In history both the Hun who invaded and robbed to the south and the Han Nationality who beat back and encircled and suppressed regarded the area as the most important place where they can defend themselves and take the offensive. Especially in Han Dynasty, it is the significant military town beyond the Great Wall. Those soldiers who guard the frontier pass were mainly buried here after they died, making the area a strip of graves of Han Dynasty which distributed closely.
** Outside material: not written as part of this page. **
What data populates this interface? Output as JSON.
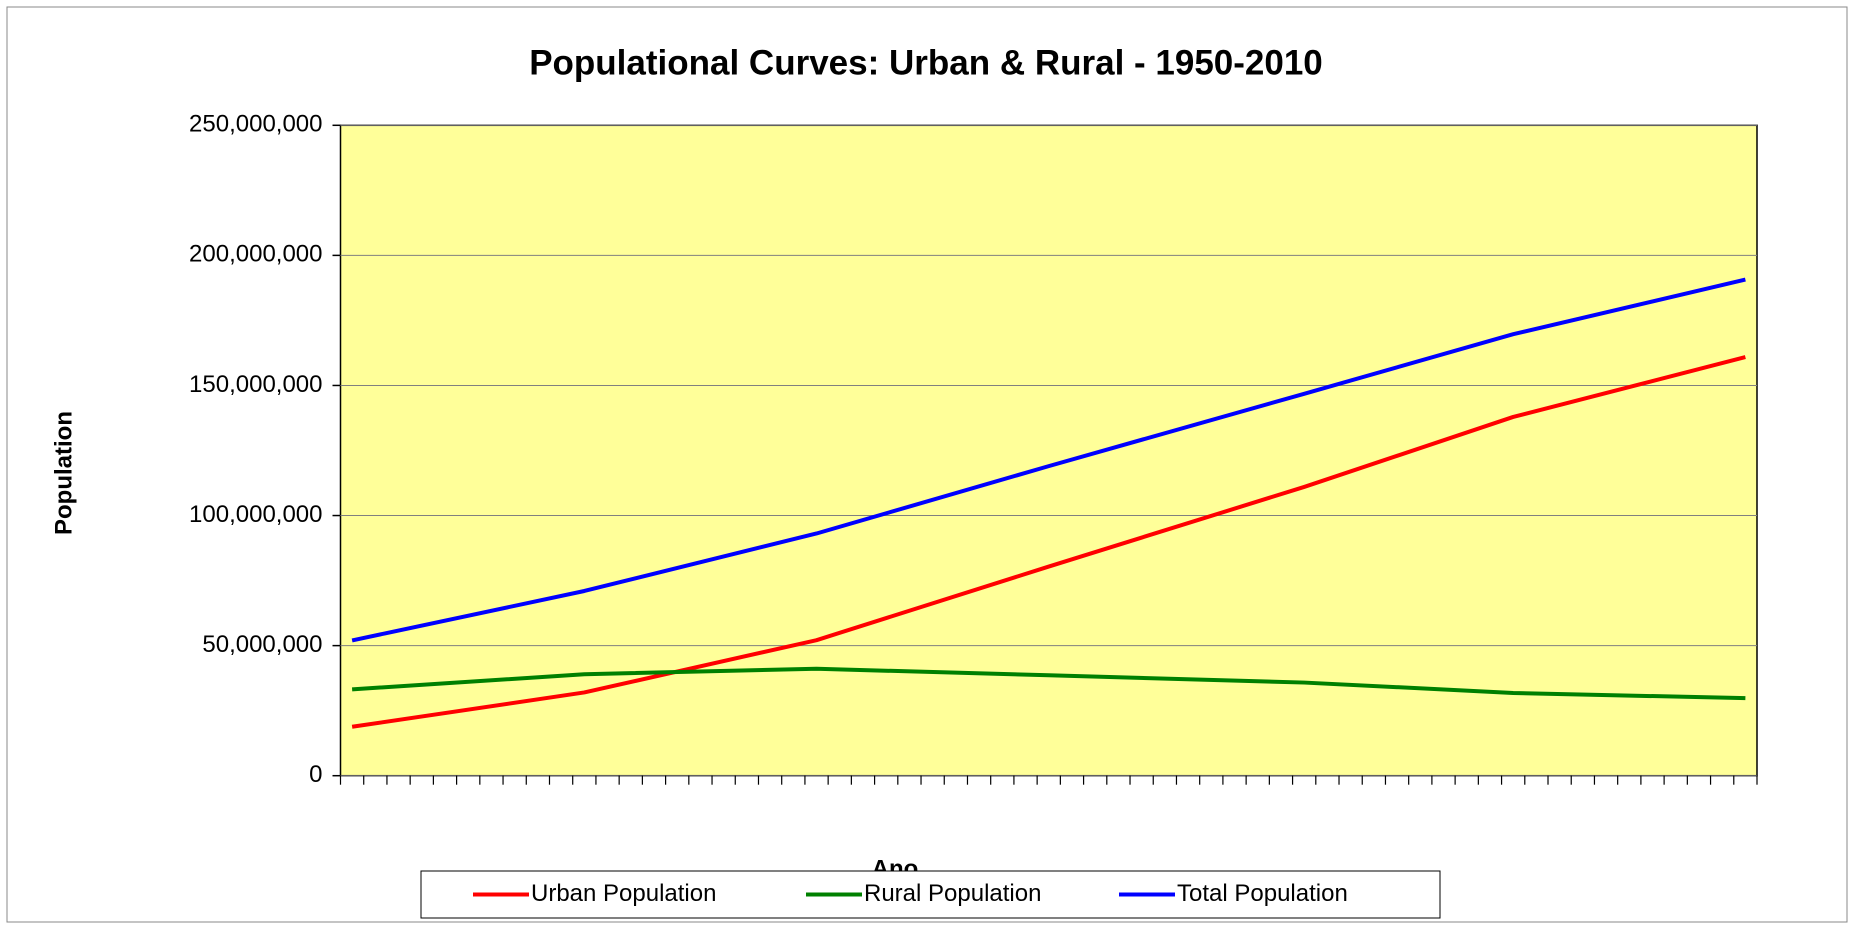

The grave group is consisting of many relatively closely locating graves. The graves distribute most closely around the Mayi Ancient Town of Han Dynasty within five miles. While the other grave group lies near those important mountain passes which are of strategic importance. Since the 1970s, most of the original grave land is chipped away because of the infrastructure of farmland such as scraping the ground even and soil preparation. At present there are still up to 150 large scale grave land in this area, which distribute from San Qing Liang to Zhao Shi Ba Village, from Zhu Jia Zhuang Village to Niu Jia Dian Village, from Nan Guan to Shui Quan Liang and from South Xingjia Village to Bai Zhuang. Ever since 1982, Pingshuo Community has been developed four miles away from the Mayi Ancient Town of Han Dynasty, before which there was not any hint on the surface of the ground. After archeological imploration, 2,200 and more graves from the Warring States (475-221 B.C.) to the Eastern Han Dynasty (25-220) are discovered, as well as 1,700 and more cultural relics.